What is the equation of the tangent line to the intersection of the surface $z = \arctan (xy)$ with the plane $x=2$, at the point $(2,\frac{1}{2}, \frac{\pi}{4})$
The intersection of $x=2$ and $z= \arctan (xy)$ produces the curve $z = \arctan (2y)$ in the $yz$-plane. Thus, the partial derivative is $\frac{\partial z }{\partial y} = \frac{\partial z }{\partial y} \arctan(2y) = \frac{2}{1 +4y^2}$ and the slope of the line passing through $y=1/2$ is $\frac{\partial z }{\partial y} = 1$
My first question is, is there a conceptual/logical error in plugging the $x=2$ before taking the (partial) derivative. In the book I am using for review, the author computes the partial derivative of $z= \arctan (xy)$ wrt $y$ and then plugs in the point $(2, \frac{1}{2})$. I realize that I obtained the same answer, but that does not necessarily imply it's a valid way of solving the problem.
Now, $\frac{\partial z }{\partial y} = 1$ gives us the slope of the 2-D version of the line whose equation we interested in finding. Having a little trouble determining the equation, I consulted the book and this is what it says:
"Since tangent line is in the plane $x=2$, this calculation [namely, the calculation of $\frac{\partial z }{\partial y}$] shows that the line is parallel to the vector $v = (0,1,1)$."
I don't see how it follows from $\frac{\partial z}{\partial y} = 1$ that the "slope" vector (not exactly sure what it is called) is $v=(0,1,1)$.
Best Answer
For your first question:
No, and the reason is that you're plugging in a value for $x$ and you're taking the partial derivative with respect to (wrt) $y$. When you take the partial wrt $y$, you treat $x$ as a constant anyway. So it won't matter if you replace $x$ with a constant before or after taking the partial wrt $y$. Note that it will matter if you take the partial wrt $x$ instead, because replacing $x$ with a constant will force the partial wrt x to be zero.
For your second question:
The vector $v$ doesn't have any special name with respect to $\frac{\partial z}{\partial y}$. It's simply a vector that's parallel to the tangent line. Anyway, the calculation gives us $$ \frac{\partial z}{\partial y} = \frac2{4y^2+1}. $$ And remember we're dealing with the tangent line at the point $(2, 1/2, \pi/4)$. So $y = 1/2$, which means $$ \frac{\partial z}{\partial y}\bigg|_{(x,y,z) = (2,1/2,\pi/4)} = \frac2{4(\frac12)^2+1} = 1. $$ So the line has slope $1$ and passes through $(x,y,z) = (2,\frac12, \frac\pi4)$. Since we can view this as a 2D line because we're working in the plane $x=2$, then the equation of our line is $z - \frac\pi4 = 1(y - \frac12)$, i.e., $$z = y + \frac\pi4 - \frac12.$$
So, why is this parallel to the vector $v = \langle 0,1,1 \rangle$? Notice that the line has slope $1$. That is, every time $y$ increases by $1$ unit, $z$ also increases by $1$ unit.

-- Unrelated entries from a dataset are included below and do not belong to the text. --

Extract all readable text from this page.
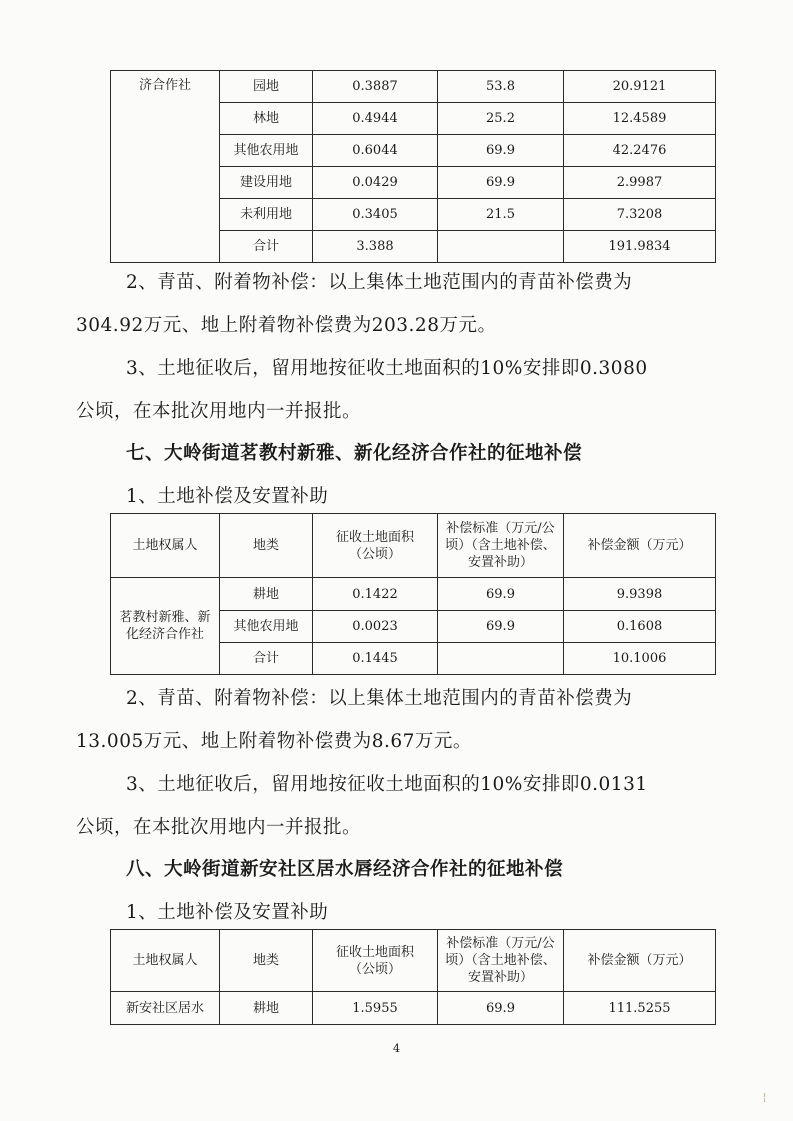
济合作社	园地	0.3887	53.8	20.9121
	林地	0.4944	25.2	12.4589
	其他农用地	0.6044	69.9	42.2476
	建设用地	0.0429	69.9	2.9987
	未利用地	0.3405	21.5	7.3208
	合计	3.388		191.9834

2、青苗、附着物补偿：以上集体土地范围内的青苗补偿费为

304.92万元、地上附着物补偿费为203.28万元。

3、土地征收后，留用地按征收土地面积的10%安排即0.3080

公顷，在本批次用地内一并报批。

七、大岭街道茗教村新雅、新化经济合作社的征地补偿

1、土地补偿及安置补助

土地权属人	地类	征收土地面积（公顷）	补偿标准（万元/公顷）（含土地补偿、安置补助）	补偿金额（万元）
茗教村新雅、新化经济合作社	耕地	0.1422	69.9	9.9398
	其他农用地	0.0023	69.9	0.1608
	合计	0.1445		10.1006

2、青苗、附着物补偿：以上集体土地范围内的青苗补偿费为

13.005万元、地上附着物补偿费为8.67万元。

3、土地征收后，留用地按征收土地面积的10%安排即0.0131

公顷，在本批次用地内一并报批。

八、大岭街道新安社区居水唇经济合作社的征地补偿

1、土地补偿及安置补助

土地权属人	地类	征收土地面积（公顷）	补偿标准（万元/公顷）（含土地补偿、安置补助）	补偿金额（万元）
新安社区居水	耕地	1.5955	69.9	111.5255
4
¦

The same is true of the vector $v = \langle 0,1,1 \rangle$. Recall that vectors really only tell us two things: magnitude and direction. Location is irrelevant, so for simplicity we can assume vectors begin at the origin. Then we can view $v = \langle 0,1,1 \rangle$ as the line segment between $(0,0,0)$ and $(0,1,1)$. (Technically it's a directed line segment but that's not relevant here.) So we can actually view our vector $v$ as a piece of the line $z=y$ in the plane $x=0$. Do you agree that $z=y$ and $z=y+ \frac\pi4 - \frac12$ are parallel?